Poland's ruling party reveals plan to cut retirement age
Poland's ruling Law and Justice (PiS) party wants to cut the retirement age by five years, party president Jaroslaw Kaczynski said on June 9.
“The road is open,” said Kaczynski after talks with the trade union NSZZ Solidarity, Anadolu reports.
The PiS head has so far opposed the introduction of such a change.
If the trade union demands are met, Polish women can retire at 53, and men after the age of 58.
PiS lowered the retirement age for the first time in 2017, one of the main promises that enabled it to win the parliamentary elections in 2015. Opposition leader Donald Tusk pledged in January that the Civic Platform (PO) party would not raise Poland’s retirement age if it wins the election this year.
“Another lowering of the retirement age will mean a problem, especially for women, because they will often receive the lowest pensions,” Oskar Sobolewski, founder of the Debata Emerytalna initiative, told daily Gazeta Wyborcza.
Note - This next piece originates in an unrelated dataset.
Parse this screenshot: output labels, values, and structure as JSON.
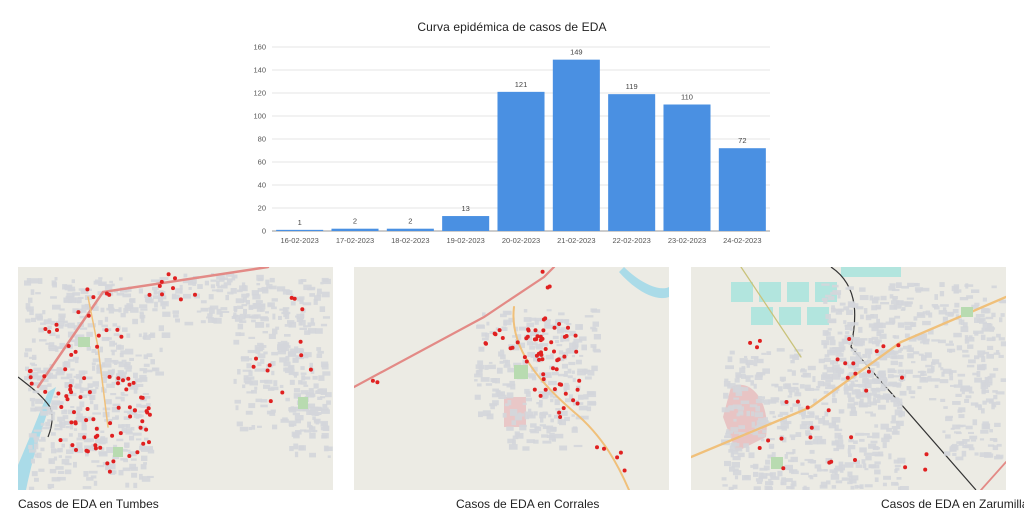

The newspaper said that for most Polish women, working until age 55 will mean the minimum pension, which today is about 1,400 Polish zloty ($338.29)
The plan foresees that the insured person could continue paid work even after retirement age.
Poland should follow in the footsteps of other countries that have raised their retirement ages, according to experts. France’s government, for example, has announced plans to raise it from 62 to 64 by 2030.
The 2021 national census showed that the population is shrinking and aging, raising fears of the pressure this will have on the pension system.
According to calculations of Lukasz Waclawik from the Faculty of Management at the AGH University of Science and Technology in Krakow, the cost of these changes will amount to PLN 15 billion zloty ($3.62 billion) per year.
“Even rich Germany would not be able to finance it,” he told Gazeta Wyborcza.